1. This issue may arise because of the following reasons:
a. The communication from the delegate agent to build pod was not happening.
b. Communication to the delegate agent from the build pod is not happening.

2. How to identify the Free-Log-Service Failures
a. This can be observed while running the pipeline. Normally we will be provided with an error pop-up
like below this will be visible in Harness UI only if Feature Flag “CI_INDIRECT_LOG_UPLOAD” is
enabled on your account.

Note: “CI_INDIRECT_LOG_UPLOAD” FF takes 60 minutes to get activated in the account.

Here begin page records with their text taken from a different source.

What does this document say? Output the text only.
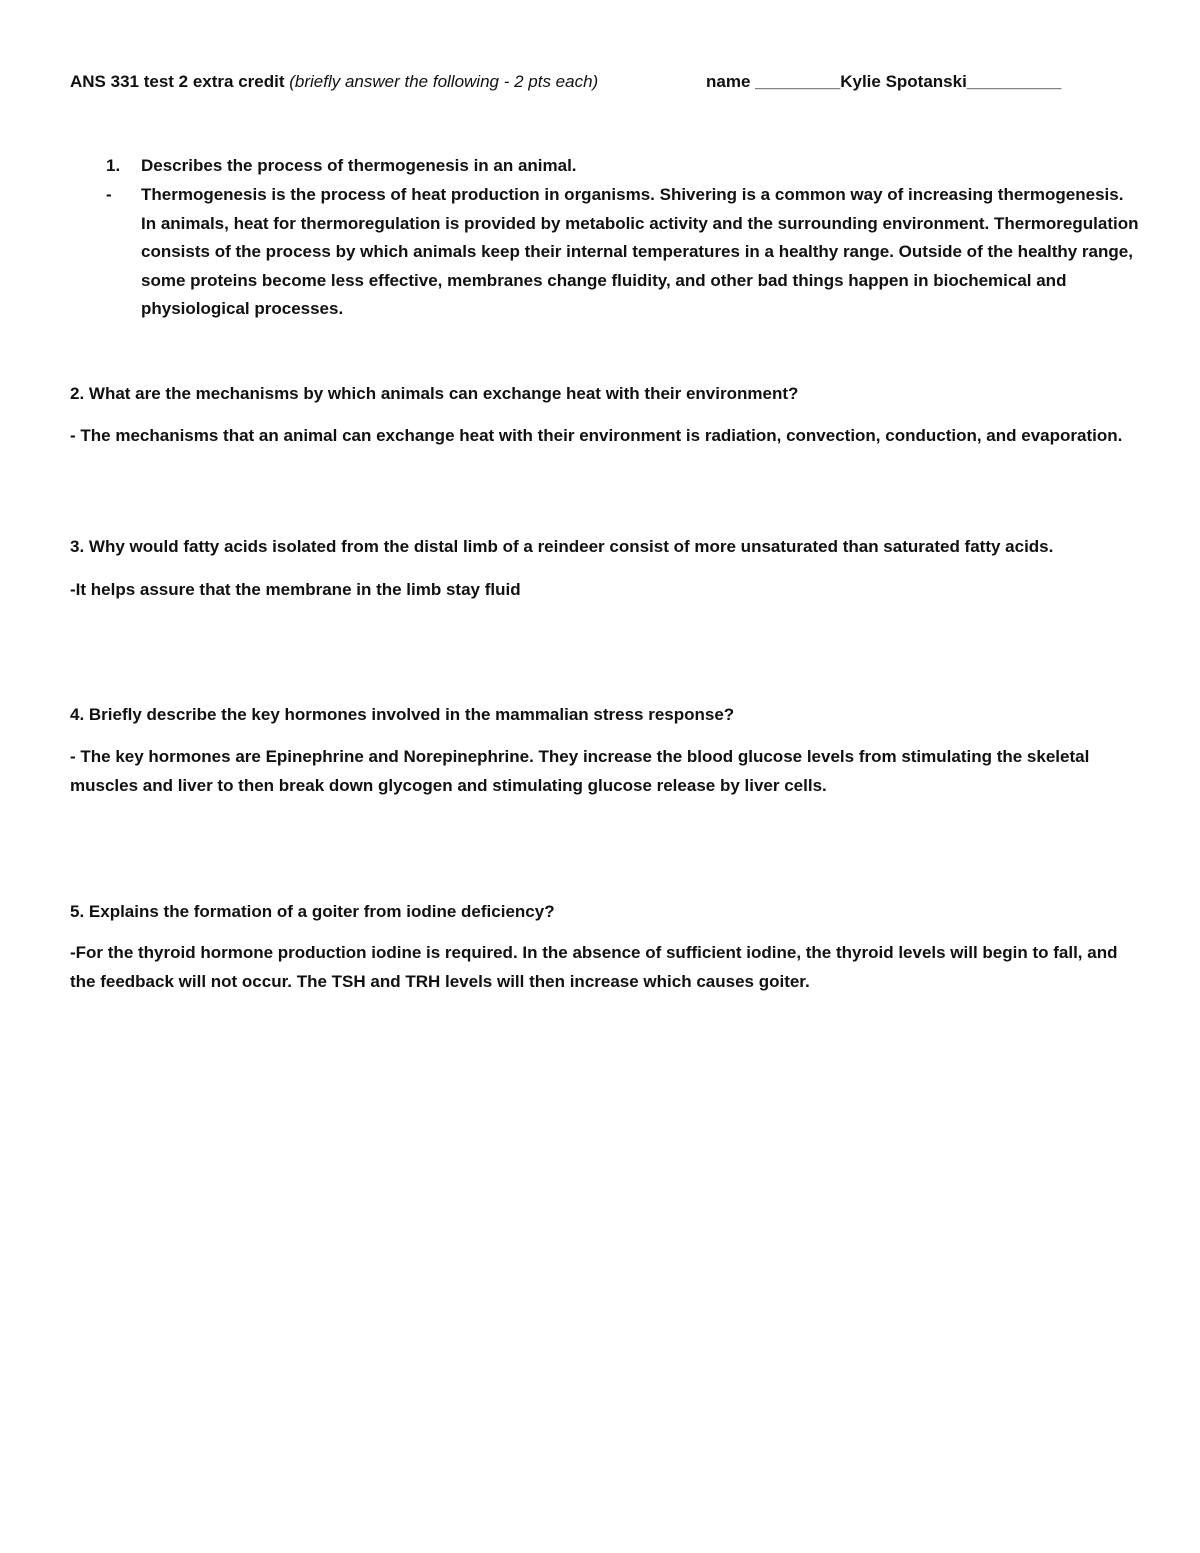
ANS 331 test 2 extra credit (briefly answer the following - 2 pts each)	name _________Kylie Spotanski__________
1. Describes the process of thermogenesis in an animal.
- Thermogenesis is the process of heat production in organisms. Shivering is a common way of increasing thermogenesis. In animals, heat for thermoregulation is provided by metabolic activity and the surrounding environment. Thermoregulation consists of the process by which animals keep their internal temperatures in a healthy range. Outside of the healthy range, some proteins become less effective, membranes change fluidity, and other bad things happen in biochemical and physiological processes.
2. What are the mechanisms by which animals can exchange heat with their environment?
- The mechanisms that an animal can exchange heat with their environment is radiation, convection, conduction, and evaporation.
3. Why would fatty acids isolated from the distal limb of a reindeer consist of more unsaturated than saturated fatty acids.
-It helps assure that the membrane in the limb stay fluid
4. Briefly describe the key hormones involved in the mammalian stress response?
- The key hormones are Epinephrine and Norepinephrine. They increase the blood glucose levels from stimulating the skeletal muscles and liver to then break down glycogen and stimulating glucose release by liver cells.
5. Explains the formation of a goiter from iodine deficiency?
-For the thyroid hormone production iodine is required. In the absence of sufficient iodine, the thyroid levels will begin to fall, and the feedback will not occur. The TSH and TRH levels will then increase which causes goiter.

b. If Feature Flag “CI_INDIRECT_LOG_UPLOAD” is not enabled on your account then you can ask the Support team to enable it for your account and re-run the pipeline or you can see the same in your backend pods logs. Something like this :

		log_key:\\\"accountId:XXXXXXXXXXXXXXX/orgId:XXX/projectId:XXXXXX/pipelineId:test/runSequence:XXXX/level0:pipeline/level1:stages/level2:build/level3:spec/level4:execution/level5:steps/level6:alpine\\\" account_id:\\\"XXXXXXXXXXXXX\\\" container_port:20002\",\"step_id\":\"alpine\"}}"}
		time="2022-02-23T05:45:52Z" level=warning msg="http: request error. Retrying ..." error="Put \"https://storage.googleapis.com/free-log-service/XXXXXXXXXXXXX/accountId%XXXXXXXXXXX/orgId%3ANEF/projectId%3Adavidtest/pipelineId%3Atest/runSequence%3A9/level0%3Apipeline/level1%3Astages/level2%3Abuild/level3%3Aspec/level4%3Aexecution/level5%3Asteps/level6%3Aalpine?X-Amz-Algorithm=AWS4-HMAC-SHA256&X-Amz-Credential=GOOG1EIRML2LPVSNQ5SOOPFC6JJJOGVFCJ34I55YBVUBKT3UL7IVPDNLEOZJA%2F20220223%2Fus-east-1%2Fs3%2Faws4_request&X-Amz-Date=20220223T054341Z&X-Amz-Expires=3600&X-Amz-SignedHeaders=host&X-Amz-Signature=c93e04539ed0de8d333901e52bf0ea17b278ff32efdadac39f92089d2adc53d7\":Forbidden" path=PUT

3. How to resolve the Free-Log-Service Failures
a. First we need to verify is there any communication issue observed between from delegate agent to the build pod. If it is not happening then it will be because of the security group.

b. If you are using EKS Cluster then a security group needs to be added to each build pod.

c. Then We need to verify communication to the delegate agent from the build pod. If it is not happening or not we can get it verified by doing grpcurl from the build pod.

d. If it is failing then it will be because of an issue with the security group of the ingress controller where we need to allow incoming connections on port 8080 since the build pod talks to the delegate service via its cluster IP.